Mycose de la main

Les études démontrent que 10 à 30% de la population souffrent de mycose de la peau. Elles touchent rarement les mains et entraîne des effets désagréables visible sur les tissus. On observe fréquemment des infections au niveau des plis et ongles chez les seniors. A la fois gênante et embarrassante, elle encourage des complications apparentes et parfois douloureuses. Le champignon responsable se constitue de dermatophytes transmises par contact direct et les levures Candida albicans existant naturellement sur la peau. La moisissure accélère son développement surtout si la personne se lave les mains trop souvent. Alors comment la déceler et choisir un traitement approprié ?

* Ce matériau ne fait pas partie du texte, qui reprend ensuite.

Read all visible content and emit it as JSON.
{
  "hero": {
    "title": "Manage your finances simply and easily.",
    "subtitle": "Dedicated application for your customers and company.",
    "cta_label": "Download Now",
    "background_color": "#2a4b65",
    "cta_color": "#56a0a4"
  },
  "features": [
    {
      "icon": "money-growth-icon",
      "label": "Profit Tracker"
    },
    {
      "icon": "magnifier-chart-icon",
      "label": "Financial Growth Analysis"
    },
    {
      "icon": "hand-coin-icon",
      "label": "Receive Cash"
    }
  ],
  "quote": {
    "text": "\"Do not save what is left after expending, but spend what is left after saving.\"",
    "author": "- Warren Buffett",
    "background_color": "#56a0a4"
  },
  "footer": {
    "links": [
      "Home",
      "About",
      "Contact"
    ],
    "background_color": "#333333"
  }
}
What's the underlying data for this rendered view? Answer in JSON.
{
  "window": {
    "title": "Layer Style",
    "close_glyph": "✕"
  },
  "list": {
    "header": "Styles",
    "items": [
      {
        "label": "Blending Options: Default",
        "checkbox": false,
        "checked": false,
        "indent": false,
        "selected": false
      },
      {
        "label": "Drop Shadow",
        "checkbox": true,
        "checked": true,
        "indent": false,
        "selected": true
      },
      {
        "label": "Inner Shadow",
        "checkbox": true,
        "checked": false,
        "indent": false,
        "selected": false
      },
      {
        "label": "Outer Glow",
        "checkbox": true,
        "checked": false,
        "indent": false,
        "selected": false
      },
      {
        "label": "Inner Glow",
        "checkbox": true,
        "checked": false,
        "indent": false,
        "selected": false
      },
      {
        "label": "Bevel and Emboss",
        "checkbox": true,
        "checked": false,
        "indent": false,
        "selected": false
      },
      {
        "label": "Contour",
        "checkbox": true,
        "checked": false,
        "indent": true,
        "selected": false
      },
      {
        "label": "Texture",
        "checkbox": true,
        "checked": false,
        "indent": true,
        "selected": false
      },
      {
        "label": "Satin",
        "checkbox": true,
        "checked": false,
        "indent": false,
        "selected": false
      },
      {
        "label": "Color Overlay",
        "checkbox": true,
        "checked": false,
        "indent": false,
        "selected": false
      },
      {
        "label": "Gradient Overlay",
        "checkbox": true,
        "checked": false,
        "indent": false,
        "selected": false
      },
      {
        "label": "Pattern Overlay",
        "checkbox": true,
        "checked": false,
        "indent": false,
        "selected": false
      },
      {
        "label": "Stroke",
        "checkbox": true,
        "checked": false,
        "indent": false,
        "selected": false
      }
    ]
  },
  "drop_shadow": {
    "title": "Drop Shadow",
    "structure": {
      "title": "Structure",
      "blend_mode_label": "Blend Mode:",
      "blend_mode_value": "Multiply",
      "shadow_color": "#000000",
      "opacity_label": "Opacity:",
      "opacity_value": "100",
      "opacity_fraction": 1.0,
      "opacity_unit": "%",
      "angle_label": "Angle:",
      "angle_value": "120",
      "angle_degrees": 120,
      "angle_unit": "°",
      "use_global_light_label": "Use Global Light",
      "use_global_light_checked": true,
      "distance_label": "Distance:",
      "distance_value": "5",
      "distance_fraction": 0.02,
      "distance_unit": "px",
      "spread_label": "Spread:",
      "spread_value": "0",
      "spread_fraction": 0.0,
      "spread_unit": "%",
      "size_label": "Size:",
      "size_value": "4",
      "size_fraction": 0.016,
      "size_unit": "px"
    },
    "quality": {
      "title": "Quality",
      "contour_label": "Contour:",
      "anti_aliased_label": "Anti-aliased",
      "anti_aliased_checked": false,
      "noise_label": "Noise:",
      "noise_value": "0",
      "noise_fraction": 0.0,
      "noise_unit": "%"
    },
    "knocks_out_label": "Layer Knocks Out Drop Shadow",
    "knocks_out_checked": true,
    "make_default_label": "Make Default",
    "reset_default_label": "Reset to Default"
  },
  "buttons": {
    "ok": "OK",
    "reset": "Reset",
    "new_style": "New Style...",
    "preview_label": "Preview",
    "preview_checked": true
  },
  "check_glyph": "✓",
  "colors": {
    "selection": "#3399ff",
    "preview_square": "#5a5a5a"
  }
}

Champignons et démangeaisons

    Généralement, l’organisme renferme des champignons protecteurs et inoffensifs en petite quantité. Ils se développement d’une manière excessive en cas de changement particulière de rythme de vie. La mycose de la main se trouve parmi la liste pouvant se répandre dans tout le corps. Les signes se manifestent par des fissures et rougeurs provoquant des démangeaisons importantes. Une tache rouge qui devient gris blanchâtre. La mycose commence par les pieds en continuant vers les mains et ongles produisant un œdème ou gonflement. Ces derniers s’épaississent et dégagent une odeur nauséabonde.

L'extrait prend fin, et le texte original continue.